Pricing: Response Charges Part 1

Pricing: Response Charges Part 1

Resolve to get your business fiscally fit with specific actions.

The fastest way to a strong bottom line is to build the top line. While the small business owner must always watch expenses, no one can save their way to prosperity.

The surest way to build the top line is good marketing. The four P’s of marketing are product, price, place, and promotion. Over the rest of this series, we will deal with each, but will start with pricing. For service companies, pricing breaks down into four areas:

1. Your response charges
2. Your service rates and material mark up
3. Your replacement pricing
4. Your service agreement pricing

Let’s start with response charges. Few service companies put much thought into response charges. They charge about the same as their competitors charge. Or, they charge what they’ve always charged. There’s no thought. No strategy.

Response charges are called by different names. Whatever the name, a response charge is the price you charge to show up at the customer’s house and present them with a repair estimate. This encompasses trip charges, truck charges, first half hour charges, first hour charges, diagnostic charges, troubleshooting charges, and so on.

Response charges cannot be examined in isolation. Your hourly rate must also be considered. It gets messy because many companies use response charges to supplement their hourly rate. They charge a diagnostic fee so they can keep their hourly rate artificially low.

This is especially important for companies charging time and materials (T&M) because most consumers simply do not understand (or care) what it costs to run a service company. Present them with your true hourly rate and they start hyperventilating.

T&M companies must balance their response charges with their hourly rate. The true hourly rate equals the response charge plus the hourly rate. For example, if a company has a trip charge of $45, and then professes to charge an hourly rate of $60, the true hourly rate is around $105 (i.e., $45 + $60), depending upon the average length of repairs per job.

If the average repair is less than one hour, the true hourly rate is greater than $105. If the average repair is more than one hour, it is somewhat less than $105.

When a T&M company changes the response charge, the company changes its true hourly rate.
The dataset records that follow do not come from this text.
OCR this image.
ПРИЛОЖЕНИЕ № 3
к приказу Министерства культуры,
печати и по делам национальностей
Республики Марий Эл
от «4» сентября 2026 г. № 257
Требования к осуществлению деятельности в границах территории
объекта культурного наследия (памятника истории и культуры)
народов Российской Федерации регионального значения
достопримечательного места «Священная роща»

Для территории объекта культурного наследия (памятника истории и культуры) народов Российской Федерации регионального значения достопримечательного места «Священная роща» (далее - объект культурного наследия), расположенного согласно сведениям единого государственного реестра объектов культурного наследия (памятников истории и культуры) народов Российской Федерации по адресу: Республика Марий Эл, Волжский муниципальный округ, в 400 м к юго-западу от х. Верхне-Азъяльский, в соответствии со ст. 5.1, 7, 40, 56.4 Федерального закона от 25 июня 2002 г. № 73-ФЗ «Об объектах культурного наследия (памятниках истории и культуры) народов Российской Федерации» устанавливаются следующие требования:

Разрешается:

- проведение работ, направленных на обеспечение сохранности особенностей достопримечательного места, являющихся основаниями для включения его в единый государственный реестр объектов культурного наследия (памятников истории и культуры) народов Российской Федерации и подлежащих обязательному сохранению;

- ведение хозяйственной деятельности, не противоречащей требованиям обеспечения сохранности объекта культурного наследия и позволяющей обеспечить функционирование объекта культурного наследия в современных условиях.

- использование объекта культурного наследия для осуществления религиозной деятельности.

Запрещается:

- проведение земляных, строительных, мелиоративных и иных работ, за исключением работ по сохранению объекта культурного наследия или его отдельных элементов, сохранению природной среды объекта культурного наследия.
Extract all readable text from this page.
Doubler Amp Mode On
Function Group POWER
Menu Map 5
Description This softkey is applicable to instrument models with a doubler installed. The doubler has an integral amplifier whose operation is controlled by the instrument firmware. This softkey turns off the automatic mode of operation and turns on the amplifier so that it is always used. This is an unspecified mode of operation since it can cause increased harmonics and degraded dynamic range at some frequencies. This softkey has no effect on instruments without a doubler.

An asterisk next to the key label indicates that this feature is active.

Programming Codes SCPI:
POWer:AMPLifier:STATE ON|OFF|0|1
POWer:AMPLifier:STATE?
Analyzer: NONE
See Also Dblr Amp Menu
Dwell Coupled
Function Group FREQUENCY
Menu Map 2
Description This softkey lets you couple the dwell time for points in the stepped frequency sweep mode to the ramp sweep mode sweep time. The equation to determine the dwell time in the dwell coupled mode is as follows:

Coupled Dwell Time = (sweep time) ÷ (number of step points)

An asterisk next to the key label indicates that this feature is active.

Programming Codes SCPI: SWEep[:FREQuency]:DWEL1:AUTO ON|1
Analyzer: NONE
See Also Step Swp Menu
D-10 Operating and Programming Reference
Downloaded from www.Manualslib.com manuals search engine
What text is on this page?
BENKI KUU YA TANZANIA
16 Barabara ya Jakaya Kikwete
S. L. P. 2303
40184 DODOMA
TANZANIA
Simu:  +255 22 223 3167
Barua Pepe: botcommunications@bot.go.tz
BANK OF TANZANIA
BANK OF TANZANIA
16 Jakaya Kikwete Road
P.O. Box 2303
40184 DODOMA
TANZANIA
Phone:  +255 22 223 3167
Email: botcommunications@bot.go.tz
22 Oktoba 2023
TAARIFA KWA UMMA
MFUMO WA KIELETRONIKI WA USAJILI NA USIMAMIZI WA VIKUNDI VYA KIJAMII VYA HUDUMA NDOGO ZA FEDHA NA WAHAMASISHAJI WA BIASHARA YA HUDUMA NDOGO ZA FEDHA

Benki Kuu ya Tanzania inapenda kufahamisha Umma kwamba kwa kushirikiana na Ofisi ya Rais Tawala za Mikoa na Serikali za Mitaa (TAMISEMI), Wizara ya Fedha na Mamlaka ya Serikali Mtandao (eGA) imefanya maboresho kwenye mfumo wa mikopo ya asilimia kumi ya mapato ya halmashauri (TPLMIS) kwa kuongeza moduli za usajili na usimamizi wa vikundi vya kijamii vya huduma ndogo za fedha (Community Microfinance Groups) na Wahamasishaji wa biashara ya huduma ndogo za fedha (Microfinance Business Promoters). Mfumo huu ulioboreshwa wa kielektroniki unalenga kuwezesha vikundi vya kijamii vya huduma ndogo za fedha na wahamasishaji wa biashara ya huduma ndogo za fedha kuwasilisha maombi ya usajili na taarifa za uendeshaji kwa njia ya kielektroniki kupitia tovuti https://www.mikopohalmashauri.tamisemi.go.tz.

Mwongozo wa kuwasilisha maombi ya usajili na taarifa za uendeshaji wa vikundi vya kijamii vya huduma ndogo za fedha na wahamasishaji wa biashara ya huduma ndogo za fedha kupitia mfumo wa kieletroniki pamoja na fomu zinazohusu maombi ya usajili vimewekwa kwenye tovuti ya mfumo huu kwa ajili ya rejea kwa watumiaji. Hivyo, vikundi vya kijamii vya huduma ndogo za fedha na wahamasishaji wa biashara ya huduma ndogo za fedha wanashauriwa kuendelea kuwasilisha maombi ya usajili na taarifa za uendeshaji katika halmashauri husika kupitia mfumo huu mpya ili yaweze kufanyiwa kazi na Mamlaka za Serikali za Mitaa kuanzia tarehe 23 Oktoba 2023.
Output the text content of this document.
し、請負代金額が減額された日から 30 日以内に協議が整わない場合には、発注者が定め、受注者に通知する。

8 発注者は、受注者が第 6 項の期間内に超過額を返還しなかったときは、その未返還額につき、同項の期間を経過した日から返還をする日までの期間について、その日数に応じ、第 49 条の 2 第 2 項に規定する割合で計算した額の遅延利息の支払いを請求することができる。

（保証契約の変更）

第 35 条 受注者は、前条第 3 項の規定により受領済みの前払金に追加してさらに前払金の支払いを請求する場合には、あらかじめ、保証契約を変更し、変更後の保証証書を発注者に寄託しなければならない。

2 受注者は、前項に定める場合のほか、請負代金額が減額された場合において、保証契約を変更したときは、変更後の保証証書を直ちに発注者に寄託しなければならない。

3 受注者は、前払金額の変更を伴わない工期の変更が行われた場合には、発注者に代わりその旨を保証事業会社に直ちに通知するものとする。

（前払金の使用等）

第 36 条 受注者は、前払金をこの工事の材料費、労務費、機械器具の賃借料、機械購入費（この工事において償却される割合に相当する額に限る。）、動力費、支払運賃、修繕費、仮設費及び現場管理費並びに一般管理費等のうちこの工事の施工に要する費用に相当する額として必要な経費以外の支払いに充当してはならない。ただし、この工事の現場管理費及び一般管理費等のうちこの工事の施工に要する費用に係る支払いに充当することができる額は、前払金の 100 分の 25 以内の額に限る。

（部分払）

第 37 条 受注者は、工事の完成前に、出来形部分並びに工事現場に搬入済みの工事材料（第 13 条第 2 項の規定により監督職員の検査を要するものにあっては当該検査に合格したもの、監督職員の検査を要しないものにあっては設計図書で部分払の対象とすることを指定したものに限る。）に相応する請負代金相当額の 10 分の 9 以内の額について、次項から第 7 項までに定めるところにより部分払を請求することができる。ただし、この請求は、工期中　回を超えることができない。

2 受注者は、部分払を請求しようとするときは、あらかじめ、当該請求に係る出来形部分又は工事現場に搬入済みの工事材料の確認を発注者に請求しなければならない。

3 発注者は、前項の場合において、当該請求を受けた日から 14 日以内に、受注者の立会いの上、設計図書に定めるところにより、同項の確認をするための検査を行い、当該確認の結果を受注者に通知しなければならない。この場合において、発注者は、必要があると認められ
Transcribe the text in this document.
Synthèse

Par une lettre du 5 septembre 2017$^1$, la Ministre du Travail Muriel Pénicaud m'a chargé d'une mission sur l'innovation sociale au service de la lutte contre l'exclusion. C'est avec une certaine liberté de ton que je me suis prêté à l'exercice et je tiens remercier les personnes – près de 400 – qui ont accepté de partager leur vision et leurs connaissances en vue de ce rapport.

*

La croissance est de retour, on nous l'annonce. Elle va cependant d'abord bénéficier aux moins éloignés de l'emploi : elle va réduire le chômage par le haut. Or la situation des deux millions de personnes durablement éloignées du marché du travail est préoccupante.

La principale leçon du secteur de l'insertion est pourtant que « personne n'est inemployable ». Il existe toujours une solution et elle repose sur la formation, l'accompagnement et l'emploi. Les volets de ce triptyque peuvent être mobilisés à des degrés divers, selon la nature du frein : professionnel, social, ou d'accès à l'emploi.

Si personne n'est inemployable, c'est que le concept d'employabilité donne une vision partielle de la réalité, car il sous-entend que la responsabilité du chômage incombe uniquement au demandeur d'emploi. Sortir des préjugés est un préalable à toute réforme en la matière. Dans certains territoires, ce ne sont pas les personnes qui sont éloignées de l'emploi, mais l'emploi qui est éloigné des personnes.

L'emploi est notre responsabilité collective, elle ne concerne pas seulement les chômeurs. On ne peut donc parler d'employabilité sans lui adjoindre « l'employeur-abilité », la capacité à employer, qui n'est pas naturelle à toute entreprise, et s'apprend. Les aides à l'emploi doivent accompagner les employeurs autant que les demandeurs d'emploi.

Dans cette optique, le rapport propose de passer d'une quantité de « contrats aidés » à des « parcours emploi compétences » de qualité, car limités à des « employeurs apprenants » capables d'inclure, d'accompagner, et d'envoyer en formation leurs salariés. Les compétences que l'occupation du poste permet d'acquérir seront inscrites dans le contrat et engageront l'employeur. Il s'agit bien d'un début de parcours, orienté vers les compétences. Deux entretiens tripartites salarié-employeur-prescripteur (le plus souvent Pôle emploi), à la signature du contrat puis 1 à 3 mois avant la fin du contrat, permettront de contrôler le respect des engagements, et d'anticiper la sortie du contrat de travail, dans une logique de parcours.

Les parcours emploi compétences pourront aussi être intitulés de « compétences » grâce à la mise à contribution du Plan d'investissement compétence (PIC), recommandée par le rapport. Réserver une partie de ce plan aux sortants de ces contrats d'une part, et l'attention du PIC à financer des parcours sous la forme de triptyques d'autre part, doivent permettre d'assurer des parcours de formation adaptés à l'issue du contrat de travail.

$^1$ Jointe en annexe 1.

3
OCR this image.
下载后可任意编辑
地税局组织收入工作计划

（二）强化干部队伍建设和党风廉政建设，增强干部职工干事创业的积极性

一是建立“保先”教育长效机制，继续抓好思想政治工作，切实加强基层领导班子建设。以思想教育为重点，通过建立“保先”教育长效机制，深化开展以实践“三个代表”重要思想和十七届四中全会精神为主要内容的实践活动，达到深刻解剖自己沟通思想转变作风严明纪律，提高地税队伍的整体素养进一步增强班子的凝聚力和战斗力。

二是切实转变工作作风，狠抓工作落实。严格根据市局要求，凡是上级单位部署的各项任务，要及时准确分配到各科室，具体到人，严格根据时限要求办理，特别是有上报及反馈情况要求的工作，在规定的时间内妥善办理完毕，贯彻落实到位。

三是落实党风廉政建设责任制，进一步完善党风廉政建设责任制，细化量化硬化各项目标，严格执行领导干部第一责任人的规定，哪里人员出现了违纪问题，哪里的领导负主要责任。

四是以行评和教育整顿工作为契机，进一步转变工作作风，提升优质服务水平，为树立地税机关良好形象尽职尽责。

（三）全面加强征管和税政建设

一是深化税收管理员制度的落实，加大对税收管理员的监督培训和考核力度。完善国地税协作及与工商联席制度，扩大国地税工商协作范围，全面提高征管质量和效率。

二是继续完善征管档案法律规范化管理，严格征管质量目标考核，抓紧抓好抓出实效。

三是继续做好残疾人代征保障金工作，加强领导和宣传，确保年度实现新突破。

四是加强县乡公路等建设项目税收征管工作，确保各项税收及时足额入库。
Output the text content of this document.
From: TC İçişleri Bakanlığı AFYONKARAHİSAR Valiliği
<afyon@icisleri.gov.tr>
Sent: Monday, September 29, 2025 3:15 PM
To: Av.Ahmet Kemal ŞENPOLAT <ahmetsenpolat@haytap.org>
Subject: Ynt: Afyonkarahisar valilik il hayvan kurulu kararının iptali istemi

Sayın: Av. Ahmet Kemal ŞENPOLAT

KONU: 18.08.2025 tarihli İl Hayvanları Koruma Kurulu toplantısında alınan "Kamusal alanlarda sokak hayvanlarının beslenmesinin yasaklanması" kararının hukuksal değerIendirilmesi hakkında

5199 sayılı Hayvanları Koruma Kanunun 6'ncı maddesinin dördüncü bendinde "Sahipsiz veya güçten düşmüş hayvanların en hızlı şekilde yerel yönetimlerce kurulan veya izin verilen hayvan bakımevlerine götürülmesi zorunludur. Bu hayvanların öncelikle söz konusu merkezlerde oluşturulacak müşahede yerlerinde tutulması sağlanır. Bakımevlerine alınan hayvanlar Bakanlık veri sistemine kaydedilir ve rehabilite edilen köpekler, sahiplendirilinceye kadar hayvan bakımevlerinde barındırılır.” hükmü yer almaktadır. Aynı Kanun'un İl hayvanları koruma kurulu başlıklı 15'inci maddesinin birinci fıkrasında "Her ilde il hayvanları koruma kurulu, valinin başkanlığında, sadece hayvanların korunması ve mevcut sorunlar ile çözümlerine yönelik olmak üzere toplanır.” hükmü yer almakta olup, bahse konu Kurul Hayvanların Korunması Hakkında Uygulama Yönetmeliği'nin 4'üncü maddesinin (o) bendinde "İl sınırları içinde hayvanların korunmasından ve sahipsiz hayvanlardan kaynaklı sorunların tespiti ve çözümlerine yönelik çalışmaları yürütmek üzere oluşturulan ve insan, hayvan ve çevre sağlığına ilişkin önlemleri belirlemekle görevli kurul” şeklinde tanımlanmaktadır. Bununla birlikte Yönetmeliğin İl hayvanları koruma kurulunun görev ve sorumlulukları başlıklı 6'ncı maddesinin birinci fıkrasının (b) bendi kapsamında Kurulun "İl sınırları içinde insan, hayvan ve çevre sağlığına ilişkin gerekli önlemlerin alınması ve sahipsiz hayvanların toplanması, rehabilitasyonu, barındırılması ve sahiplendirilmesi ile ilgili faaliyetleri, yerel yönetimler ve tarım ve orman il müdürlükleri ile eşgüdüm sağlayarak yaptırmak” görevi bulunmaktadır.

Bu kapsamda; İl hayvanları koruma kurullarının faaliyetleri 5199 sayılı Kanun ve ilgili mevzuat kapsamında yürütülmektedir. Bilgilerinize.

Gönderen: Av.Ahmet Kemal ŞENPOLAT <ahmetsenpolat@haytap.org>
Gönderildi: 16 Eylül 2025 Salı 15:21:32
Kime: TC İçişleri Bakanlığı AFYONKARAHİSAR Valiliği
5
For example, a T&M company that is marginally profitable may find itself operating in the red if the response charge is changed and the hourly rate is not increased to offset it.

On the other hand, a T&M company that wishes to be perceived as charging less can lower its hourly rate and offset it by a change in the response charge.

For example, a T&M company may charge a trip charge of $30 and an hourly rate of $75. If the average repair is 30 minutes long, the company’s true hourly rate is $135. Because the company is encountering price resistance over the $75 rate, they can lower their stated hourly rate to $50, and invoke a one hour minimum. Though the company appears to charge less, the true hourly rate increases to $160 ($30 minimum, plus $50 across an average time of 30 minutes). Like I mentioned, it gets messy.

Flat raters are not immune. They often fail to consider the impact of their response charge on their true hourly rate. Like a T&M company, a flat rater should consider the impact to the bottom line that results from a change in the response charge.

Yet, flat raters have a luxury T&M companies do not. The flat rater can easily shift dollars out of the response charge and into the base service rate, regardless of appearances to the base rate because it is hidden from the customer and bundled into the flat rate.

Regardless of your pricing method, the response charge should be set by design, not happenstance. Ideally, your hourly rate should be set at the level where you do not need the revenue from your response charge to be profitable. Then, you can use the response charge purely as a marketing tool.